Before my new bestfriend “Levo”……
Those out there that have something they have to contend with on a daily basis that’s not visible to the naked eye will understand the effects such a thing no matter how small has on them mentally, emotionally and physically. Mine is two very small pills called “Levo” that’s Levothyroxine for short, that still to this day I struggle to take.
Life before Levo` was great no real reason to worry about looking after my body too tough because as far as I was concerned I was living life, young and free. I could work long hours, dance all night, party with the girls non stop for 24 hours and keep going but my body had other plans. May dad did warn me on many occasions about burning the candle at both ends but no I knew best and I was going to do what I wanted do.
Until, 8 months of an illness unknown required blood test after blood test, examinations and lots of rest before I was any closer to finding out exactly what was wrong with me. Finally I found out what was really going on…….Overactive Thyroids you say….what….what does that even mean…what and where is your Thyroid gland anyway?? All the questions you’ll ask yourself whilst going through the motions and being fed all these random medical terms that mean absolutely nothing to you until you do that all important search on Google!
So your thyroid gland is in the front of your neck and until now who knew that the hormones that it produces controls every part of your body from your brain to your skin to your muscles, playing a crucial role in controlling how your body uses energy including how your heart beats to burning calories. Lord knows I have to work twice as hard to get rid of calories due to the affects that Levo has on me (emoticons would be really helpful right now, lol)….annoying, frustrating and extremely uncomfortable when you feel like you have tyres lined up inside your stomach when you sit down. Hell no, not for me, off to the gym I go 🙂
I can live with this, people live with much worse but these two bloody pills are the bane of my life and yet I can’t do nought about it. So two years pass and then the doctors says unfortunately at your young age you can’t continue to take Levo and a mix of other tablets long term without doing something else so you have a decision to make….wonderful, hit me with it. 1 Radioactive Iodine – are you crazy anything with the word “radioactive” in it can’t be right and the side affects, no thanks, next 2 Anti Thyroid medications – which will have more or less the same effect as my current medications but will be up and down, and the point of that is??, next 3 beta blockers – a class of drug used for those with heart failure or anxiety, what, no my gland just doesn’t produce enough hormones, next and last but not least surgery thyroidectomy…wonderful and of course this would be the one best for me to undertake at my age and will provide me with the best outcome. Asking all the correct questions I wanted to know step by step what was going to happen because all I have in my head is I’m going to have a big fat hole in my neck where they’re going to slice me in order to take this gland out, pfftttt!!

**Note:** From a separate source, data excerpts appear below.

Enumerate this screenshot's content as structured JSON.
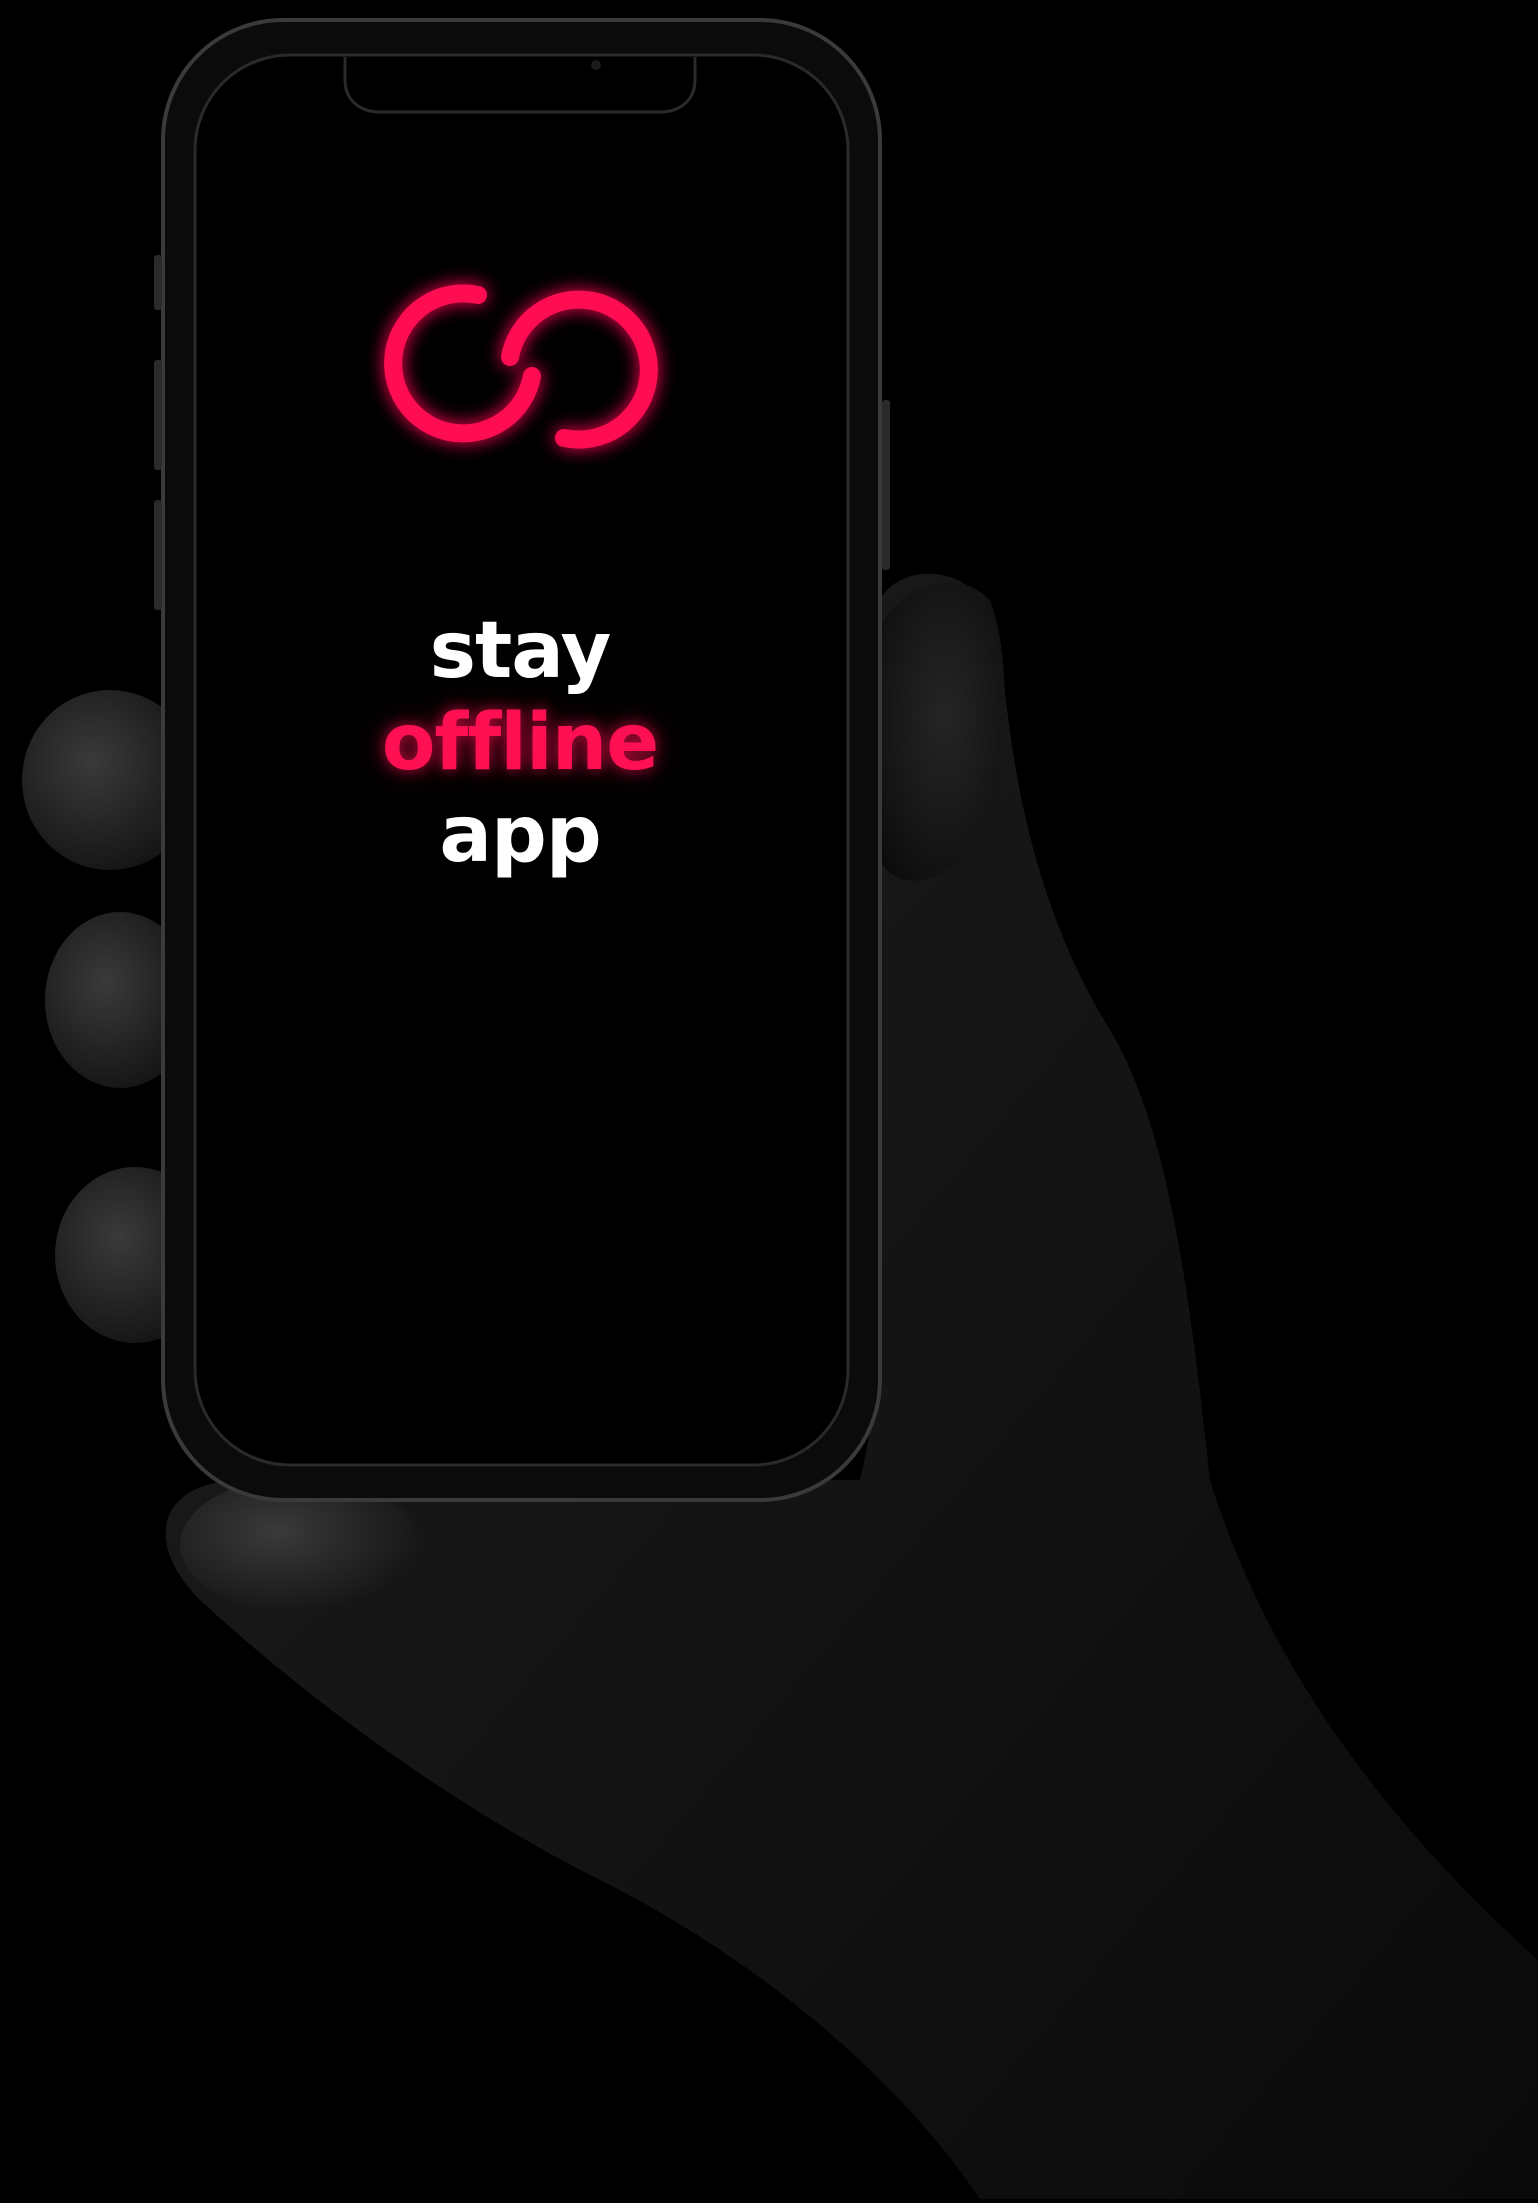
{
  "app": {
    "logo_icon": "linked-rings-logo-icon",
    "accent_color": "#ff1053"
  },
  "tagline": {
    "line1": "stay",
    "line2": "offline",
    "line3": "app"
  }
}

Surgery time is here and I’m nervous as hell but I have confidence in what I’ve been told. Its a common practice, many people have it, keyhole surgery nothing to worry about, you’ll be in hospital for about 2 days max…..ermmmm how wrong were they. Now don’t let me put you off as this is the best thing I could have done but at the time it seemed like a nightmare. I was in hospital for about a week as my calcium levels were low, I didn’t recover as quickly as most and all the things that I was told would happen, the complete opposite happened, sods law. This made me the most miserable, unsociable, non-communicating patient ever however I had a private room and an ipad to keep me company and I kept my door shut, I was far from interested in making friends with anyone i.e. nurse, doctor, cleaner who felt the need to come in to my room at the most ungodly hours….but I survived 🙂
Although my experience wasn’t the best I’ve learnt a lot about graves disease and how it truly affects your body. It’s extremely common and not as serious as some of those other deadly diseases out there but it can have a massive affect on ones body, emotions, hormones and mental state if not treated seriously. Get diagnosed and be sure to look for a long term option, if you know about Levothyroxine and your not taking it properly, be sure to, you’ll appreciate it in the long run.
Levo is my friend for life and without it I wouldn’t function properly!